駒崎弘樹代表が視察のアテンド及びお話をしてくださいました。

 

「障害児保育園」という名前を聞くと「へーそんなものがあるんだ」と、行政の仕組みの中に「障害児専用の保育園」なるものが存在しているかとように思われる方もいると思います。

 

ないです。そんなもの。

 

スペシャルニーズのあるお子さんの親なら知っていると思いますが、ただでさえ待機児童が社会的な課題としてある中で、加配の先生をつけたり、看護師をつけたりする必要があるスペシャルニーズ児は本当に驚くほど受け入れてもらいにくいという現状があります。

 

特にたんの吸引、呼吸器、経管栄養などの医療的ケアを必要とするお子さん(医療的ケア児)は、保育士よりも人件費が高い看護師を配置する必要があることから、一般の保育園での受け入れては、ほとんどないのです。

 

フローレンスが製作した「医療的ケア児について1分でわかる動画」

 

 

 

保育園にお子さんを通わせることができないことや、療育に通わせる必要などの理由から、日本ではスペシャルニーズ児の母親の95%が安定した就労ができていません。
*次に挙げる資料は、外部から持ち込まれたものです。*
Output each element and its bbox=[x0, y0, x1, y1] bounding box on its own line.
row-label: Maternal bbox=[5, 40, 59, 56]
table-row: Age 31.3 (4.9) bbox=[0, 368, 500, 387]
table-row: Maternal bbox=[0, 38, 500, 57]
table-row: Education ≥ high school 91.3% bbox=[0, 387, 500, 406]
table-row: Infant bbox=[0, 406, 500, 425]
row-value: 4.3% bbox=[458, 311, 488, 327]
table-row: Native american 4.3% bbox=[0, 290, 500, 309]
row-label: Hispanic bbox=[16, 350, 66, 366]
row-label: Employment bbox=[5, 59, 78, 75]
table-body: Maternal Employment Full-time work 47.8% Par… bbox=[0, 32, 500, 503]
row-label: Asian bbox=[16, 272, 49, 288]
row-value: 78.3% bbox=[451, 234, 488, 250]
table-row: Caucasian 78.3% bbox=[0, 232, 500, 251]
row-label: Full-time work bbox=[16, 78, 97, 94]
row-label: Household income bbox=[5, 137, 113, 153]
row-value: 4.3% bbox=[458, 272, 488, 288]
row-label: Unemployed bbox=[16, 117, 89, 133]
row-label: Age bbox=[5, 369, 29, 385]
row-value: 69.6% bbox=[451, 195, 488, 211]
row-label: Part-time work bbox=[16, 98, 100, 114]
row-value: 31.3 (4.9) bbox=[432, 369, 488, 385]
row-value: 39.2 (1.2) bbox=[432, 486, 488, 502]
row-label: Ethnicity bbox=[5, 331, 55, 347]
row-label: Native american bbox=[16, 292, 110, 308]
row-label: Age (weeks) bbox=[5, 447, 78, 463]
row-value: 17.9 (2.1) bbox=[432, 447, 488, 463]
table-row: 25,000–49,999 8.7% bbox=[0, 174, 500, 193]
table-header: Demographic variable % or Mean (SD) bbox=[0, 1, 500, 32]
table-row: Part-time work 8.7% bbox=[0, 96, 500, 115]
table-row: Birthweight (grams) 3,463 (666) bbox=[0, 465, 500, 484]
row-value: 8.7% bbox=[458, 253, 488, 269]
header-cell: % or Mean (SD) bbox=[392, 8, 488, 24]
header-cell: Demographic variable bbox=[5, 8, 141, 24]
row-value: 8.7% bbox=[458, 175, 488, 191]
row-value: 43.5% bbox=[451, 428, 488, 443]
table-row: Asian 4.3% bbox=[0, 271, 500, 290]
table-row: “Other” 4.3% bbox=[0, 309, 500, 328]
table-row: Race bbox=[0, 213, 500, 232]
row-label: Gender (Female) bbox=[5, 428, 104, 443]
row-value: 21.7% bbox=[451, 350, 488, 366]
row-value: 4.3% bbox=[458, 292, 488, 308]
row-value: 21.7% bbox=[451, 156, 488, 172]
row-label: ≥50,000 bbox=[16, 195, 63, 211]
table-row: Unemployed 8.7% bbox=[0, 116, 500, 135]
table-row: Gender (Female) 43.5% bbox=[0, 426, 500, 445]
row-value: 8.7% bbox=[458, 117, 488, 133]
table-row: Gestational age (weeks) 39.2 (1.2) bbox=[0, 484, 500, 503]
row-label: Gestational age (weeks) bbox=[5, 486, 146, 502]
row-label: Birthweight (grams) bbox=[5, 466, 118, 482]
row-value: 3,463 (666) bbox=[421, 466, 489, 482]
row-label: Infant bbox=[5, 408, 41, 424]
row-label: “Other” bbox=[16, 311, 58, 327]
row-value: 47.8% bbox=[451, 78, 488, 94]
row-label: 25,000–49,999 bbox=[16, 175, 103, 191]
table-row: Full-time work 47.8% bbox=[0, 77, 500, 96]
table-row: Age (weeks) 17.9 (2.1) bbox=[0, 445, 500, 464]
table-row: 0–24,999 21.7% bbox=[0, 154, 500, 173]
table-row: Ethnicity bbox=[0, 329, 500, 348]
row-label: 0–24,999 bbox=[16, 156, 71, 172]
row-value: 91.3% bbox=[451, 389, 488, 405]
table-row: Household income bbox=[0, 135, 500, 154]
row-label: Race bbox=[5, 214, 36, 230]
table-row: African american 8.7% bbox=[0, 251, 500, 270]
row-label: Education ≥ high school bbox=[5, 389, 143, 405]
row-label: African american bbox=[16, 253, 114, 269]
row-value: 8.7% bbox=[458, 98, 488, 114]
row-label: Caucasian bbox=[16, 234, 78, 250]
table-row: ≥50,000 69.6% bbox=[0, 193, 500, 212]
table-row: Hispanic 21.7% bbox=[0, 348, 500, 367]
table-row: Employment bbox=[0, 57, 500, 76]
父親だけの収入に頼り、医療費や療育費用もかかるため、収入面では厳しい家庭も少なくありません。そんな中、昨今は医療の進歩によって医療的ケア児が増えています。平成17年に9400人だったのが、平成27年には1万7000人に跳ね上がっています。

 

だったら「児童発達支援事業」があるじゃない!

 

と思われるかもしれませんが、ここにも落とし穴があって、医療的ケア児の受け入れは進んでいないのです。その理由は、医療的ケア児が「加算の対象になっていない」からなんです。つまり看護師を配備するのにも、看護師を雇用できないのです。ですから、児童発達支援事業でも受け入れたくても受け入れられないのです。受け入れたら「赤字」になってしまうのですもの。

 

じゃ、なぜ障害児保育園「ヘレン」がありえるのでしょうか?

 

これは、駒崎さんの熱い熱い想いによってのみ、実現したと言っても過言ではないです。

 

行政機関からすれば、とんでもないような、ウルトラC技を使っているのです。在宅訪問型保育事業と、児童発達支援事業を無理やり組み合わせているのです。行政側からすれば「とんでもない、わけのわからないことをしている」のだろうと思います。でも、それによって、ようやく赤字をギリギリ出さずに、医療的ケア児や重症心身障害のあるお子さんたちを預かれているのです。

 

親からすると、本当に本当に助かっていると思います。その上、一般の保育園にはない「療育」も提供しているということで、本当に夢にまでみるような場所のはずです。

 

とはいえ、ヘレンのような保育園が増えないのは、このウルトラC技が、あまりにリスクが高く、その上労力を使わなくてはならない、大変なものだからです。

 

一般的に考えたら、普通に保育機能のない児童発達支援事業をするか、障害児を受け入れない保育園を経営している方が、労力的にも金銭的にも安定しているのです。だから真似する他の企業が出てこないんですよね。。。。

 

であればこそ、行政の枠組みを変えていく必要がある、と私は思います。

 

保育園で重症心身障害児や医療的ケア児が受け入れることができるようにするか、または児童発達支援事業に医療的ケアが必要なお子さんを預かりやすくする環境を整えた上で保育的な機能を果たせるようにするべきなのです。